Lorsque les Londoniens restaient à la maison, les faucons pèlerins mangeaient moins de pigeons
Au début de la pandémie, les gens du monde entier ont commencé à passer de longues périodes seuls et à l’intérieur. Diffusion en direct de la faune est devenu extrêmement populaire. « Le nombre de téléspectateurs vient de grimper en flèche pendant le verrouillage », déclare Brandon Makécologiste urbain au département de géographie du King’s College de Londres.
Une webcam de faucon pèlerin à l’hôpital Ealing, dans l’ouest de Londres.
Il se trouve que Mak enquêtait sur les régimes alimentaires de faucons pèlerins, et l’attrait de ces webcams animalières s’est avéré être un atout inattendu. En 2020, Mak et un groupe de collègues ont pu recruter suffisamment de téléspectateurs dévoués d’universités et de groupes locaux d’observation des oiseaux pour examiner les flux en direct de 16 caméras de nidification au sommet d’un bâtiment à travers le pays et enregistrer ce que les faucons mangeaient tout au long de leur saison de reproduction.
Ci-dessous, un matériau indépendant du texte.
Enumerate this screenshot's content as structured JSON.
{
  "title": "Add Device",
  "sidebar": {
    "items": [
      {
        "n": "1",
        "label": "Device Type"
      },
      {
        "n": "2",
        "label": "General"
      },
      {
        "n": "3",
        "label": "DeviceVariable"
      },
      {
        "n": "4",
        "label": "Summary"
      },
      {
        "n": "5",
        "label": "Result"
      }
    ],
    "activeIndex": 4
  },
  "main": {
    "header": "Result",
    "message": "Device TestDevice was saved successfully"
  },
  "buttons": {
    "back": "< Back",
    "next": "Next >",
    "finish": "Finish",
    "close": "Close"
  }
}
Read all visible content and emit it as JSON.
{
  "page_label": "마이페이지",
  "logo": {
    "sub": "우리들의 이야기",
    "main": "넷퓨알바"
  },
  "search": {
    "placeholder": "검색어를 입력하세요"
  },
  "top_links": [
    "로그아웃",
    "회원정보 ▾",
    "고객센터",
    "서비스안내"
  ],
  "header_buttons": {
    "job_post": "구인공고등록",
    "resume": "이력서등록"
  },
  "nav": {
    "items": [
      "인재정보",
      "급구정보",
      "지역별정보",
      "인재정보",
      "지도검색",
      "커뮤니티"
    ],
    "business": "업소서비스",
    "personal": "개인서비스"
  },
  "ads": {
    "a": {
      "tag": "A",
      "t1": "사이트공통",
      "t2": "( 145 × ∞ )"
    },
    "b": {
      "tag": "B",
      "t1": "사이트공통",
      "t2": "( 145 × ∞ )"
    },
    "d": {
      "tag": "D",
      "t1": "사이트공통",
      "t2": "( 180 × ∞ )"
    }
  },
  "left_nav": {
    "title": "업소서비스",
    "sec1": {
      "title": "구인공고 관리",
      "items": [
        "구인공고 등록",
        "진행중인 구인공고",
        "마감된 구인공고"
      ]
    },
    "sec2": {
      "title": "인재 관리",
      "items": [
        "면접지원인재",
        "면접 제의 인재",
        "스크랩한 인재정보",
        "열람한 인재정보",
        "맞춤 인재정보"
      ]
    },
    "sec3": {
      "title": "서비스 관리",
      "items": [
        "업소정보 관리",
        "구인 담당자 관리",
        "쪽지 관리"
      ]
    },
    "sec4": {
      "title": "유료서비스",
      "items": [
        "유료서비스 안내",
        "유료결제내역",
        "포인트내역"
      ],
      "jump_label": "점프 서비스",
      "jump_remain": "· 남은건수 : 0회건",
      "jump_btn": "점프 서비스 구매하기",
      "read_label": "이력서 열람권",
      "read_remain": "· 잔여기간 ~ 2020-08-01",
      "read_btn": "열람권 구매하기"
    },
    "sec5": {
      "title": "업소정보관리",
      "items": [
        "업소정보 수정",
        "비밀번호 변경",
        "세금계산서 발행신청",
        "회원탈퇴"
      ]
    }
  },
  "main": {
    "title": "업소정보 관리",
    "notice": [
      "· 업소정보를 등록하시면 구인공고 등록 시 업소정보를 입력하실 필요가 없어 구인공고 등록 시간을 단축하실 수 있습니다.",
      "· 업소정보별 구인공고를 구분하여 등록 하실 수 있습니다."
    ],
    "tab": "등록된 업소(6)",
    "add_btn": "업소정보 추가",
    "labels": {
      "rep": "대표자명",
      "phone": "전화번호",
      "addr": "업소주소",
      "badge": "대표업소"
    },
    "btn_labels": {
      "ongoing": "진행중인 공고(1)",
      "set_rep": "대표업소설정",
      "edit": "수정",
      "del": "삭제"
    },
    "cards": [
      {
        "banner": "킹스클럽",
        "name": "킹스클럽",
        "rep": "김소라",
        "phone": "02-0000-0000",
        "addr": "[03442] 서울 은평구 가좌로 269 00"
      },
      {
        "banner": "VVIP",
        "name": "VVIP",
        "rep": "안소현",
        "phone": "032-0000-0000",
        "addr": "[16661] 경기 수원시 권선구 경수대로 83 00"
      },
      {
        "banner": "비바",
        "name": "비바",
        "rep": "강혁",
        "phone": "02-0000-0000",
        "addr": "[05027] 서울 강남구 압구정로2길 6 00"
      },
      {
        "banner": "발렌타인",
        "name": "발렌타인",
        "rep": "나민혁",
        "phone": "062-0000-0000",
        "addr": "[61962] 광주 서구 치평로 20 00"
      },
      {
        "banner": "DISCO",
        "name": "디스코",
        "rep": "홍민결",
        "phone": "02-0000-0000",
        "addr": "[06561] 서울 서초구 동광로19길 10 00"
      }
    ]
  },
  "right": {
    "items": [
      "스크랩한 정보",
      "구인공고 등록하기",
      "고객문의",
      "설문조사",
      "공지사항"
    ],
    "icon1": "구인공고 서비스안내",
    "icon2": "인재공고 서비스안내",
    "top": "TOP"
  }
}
Cette méthode de collecte de données a connu un tel succès que l’équipe de recherche a ajouté encore plus de nids à l’étude en 2021 et 2022.
Au total, les caméras Nest couvraient 27 villes du Royaume-Uni et 31 nids au total. Certains ensembles de données étaient incomplets (un flux en direct a été interrompu pendant plusieurs semaines en raison de la caca d’une caméra de nidification) et plusieurs ont dû voir leurs données entièrement actualisées pendant au moins une saison lorsque les faucons ne s’y sont pas reproduits avec succès. Les observateurs bénévoles de la caméra des faucons ont été formés pour identifier toutes les proies que les faucons ramenaient à leur nid. Au cours des trois années de l’étude, ils ont enregistré plus de 8 000 individus capturés par des faucons pèlerins tout au long de leur saison de reproduction de mars à juin. « Il est absolument impossible que nous ayons obtenu toutes ces données si nous n’avions pas eu l’engagement de ces bénévoles », déclare Ed Drewittun naturaliste indépendant et écologiste de la faune à l’Université de Bristol qui était co-auteur de l’étude.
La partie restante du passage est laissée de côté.